Pokręciłem głową i zabrałem talerzyk. Pochłonąłem ciasto w oka mgnieniu. W sumie dopiero teraz zdałem sobie sprawę jak jestem głodny. Nie chciałem dać tego po sobie poznać i odłożyłem talerzyk na bok.
-Ciepło Ci?-spytałem opiekuńczo i poprawiłem kołdrę.
Natalie pokiwała głową więc się do niej przysunąłem i musnąłem lekko jest usteczka.
-Jestem gów.nia.żem, że zostawiłem Cię na parkingu.-stwierdziłem smutno patrząc w oczka dziewczyny przykryte soczewkami.-I teraz chorujesz przeze mnie. Głupi jestem jak nic.
Odsunąłem sie od dziewczyny i zabierając talerzyk wstałem.
-Zrobię coś na obiadokolację a ty się prześpij, dobrze?-spytałem.

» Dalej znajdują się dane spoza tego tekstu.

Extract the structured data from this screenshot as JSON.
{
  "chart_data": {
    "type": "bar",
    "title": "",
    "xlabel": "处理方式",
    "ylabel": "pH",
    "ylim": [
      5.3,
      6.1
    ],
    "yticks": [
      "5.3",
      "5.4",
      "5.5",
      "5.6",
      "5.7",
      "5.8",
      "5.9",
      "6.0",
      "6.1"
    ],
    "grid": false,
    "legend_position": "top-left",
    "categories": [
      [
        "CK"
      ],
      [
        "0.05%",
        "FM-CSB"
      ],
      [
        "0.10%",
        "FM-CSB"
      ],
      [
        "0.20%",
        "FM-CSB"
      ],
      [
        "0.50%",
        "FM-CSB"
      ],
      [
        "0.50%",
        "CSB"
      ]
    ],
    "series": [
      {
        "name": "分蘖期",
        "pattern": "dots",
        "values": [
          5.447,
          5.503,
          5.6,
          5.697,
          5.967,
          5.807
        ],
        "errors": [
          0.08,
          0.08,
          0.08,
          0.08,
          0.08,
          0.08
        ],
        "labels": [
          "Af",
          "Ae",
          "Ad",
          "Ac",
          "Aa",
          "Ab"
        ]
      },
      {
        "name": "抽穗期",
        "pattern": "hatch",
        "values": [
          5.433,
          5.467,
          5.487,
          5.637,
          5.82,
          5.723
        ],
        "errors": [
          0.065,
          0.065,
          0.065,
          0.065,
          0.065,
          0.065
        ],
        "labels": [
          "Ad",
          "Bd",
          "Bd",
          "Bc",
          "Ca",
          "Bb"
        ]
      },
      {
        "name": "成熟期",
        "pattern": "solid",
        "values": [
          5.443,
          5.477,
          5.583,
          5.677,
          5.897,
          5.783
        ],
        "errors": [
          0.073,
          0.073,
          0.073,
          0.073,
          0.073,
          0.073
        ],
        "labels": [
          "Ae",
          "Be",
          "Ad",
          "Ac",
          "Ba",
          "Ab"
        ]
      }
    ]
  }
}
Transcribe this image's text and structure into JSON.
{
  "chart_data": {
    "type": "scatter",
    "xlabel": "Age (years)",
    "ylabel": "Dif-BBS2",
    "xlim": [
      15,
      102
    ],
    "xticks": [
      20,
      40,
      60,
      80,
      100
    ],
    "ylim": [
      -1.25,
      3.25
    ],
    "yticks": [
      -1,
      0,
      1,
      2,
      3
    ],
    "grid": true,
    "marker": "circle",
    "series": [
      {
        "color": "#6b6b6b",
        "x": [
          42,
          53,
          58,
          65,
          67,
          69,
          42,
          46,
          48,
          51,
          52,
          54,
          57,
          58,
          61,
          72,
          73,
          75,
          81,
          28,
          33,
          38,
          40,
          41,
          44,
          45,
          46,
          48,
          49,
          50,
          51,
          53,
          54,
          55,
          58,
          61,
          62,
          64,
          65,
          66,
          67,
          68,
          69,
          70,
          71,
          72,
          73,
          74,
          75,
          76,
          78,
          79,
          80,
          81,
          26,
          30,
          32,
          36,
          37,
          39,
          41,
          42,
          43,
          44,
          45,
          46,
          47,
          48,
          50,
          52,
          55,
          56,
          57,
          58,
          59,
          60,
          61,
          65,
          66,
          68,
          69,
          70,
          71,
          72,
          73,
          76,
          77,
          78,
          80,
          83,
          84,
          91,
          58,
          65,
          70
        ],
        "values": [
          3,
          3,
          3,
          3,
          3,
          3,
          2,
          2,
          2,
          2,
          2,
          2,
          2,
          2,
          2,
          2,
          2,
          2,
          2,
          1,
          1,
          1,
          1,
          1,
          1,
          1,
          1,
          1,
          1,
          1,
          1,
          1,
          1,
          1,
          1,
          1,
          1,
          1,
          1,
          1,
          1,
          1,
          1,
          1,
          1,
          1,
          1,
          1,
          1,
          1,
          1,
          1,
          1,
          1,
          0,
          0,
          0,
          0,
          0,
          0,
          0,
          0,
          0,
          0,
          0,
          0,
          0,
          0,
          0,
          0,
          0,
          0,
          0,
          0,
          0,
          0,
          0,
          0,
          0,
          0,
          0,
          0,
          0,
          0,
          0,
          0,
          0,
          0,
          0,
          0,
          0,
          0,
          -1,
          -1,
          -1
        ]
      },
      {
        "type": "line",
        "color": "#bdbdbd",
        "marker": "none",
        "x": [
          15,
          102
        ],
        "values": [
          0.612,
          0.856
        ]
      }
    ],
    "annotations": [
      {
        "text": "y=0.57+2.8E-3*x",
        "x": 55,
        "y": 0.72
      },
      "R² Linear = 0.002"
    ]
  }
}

Brunetka pokiwała głową a ja wyszedłem z pokoju. Co by tu na obiad, co by tu na obiad...Lazania? Może zrobię. Zmyłem naczynie i schowałem resztę ciasta. Może ktoś się skusi. Zacząłem przygotowywać wszystko do mojego specjału. Miałem wrażenie, że działałem jak robot-moje ciało pracowało a ja sam nie wiedziałem co robię. Może powinienem trochę spać w nocy? No w każdym razie wpadłem na to za późno. Nim się obejrzałem już jedzonko piekło się w piekarniku a ja postanowiłem zajrzeć do mojej księżniczki. Nie spała tylko patrzyła w sufit i kaszlała.
-Dobrze się czujesz skarbie?-spytałem troskliwie.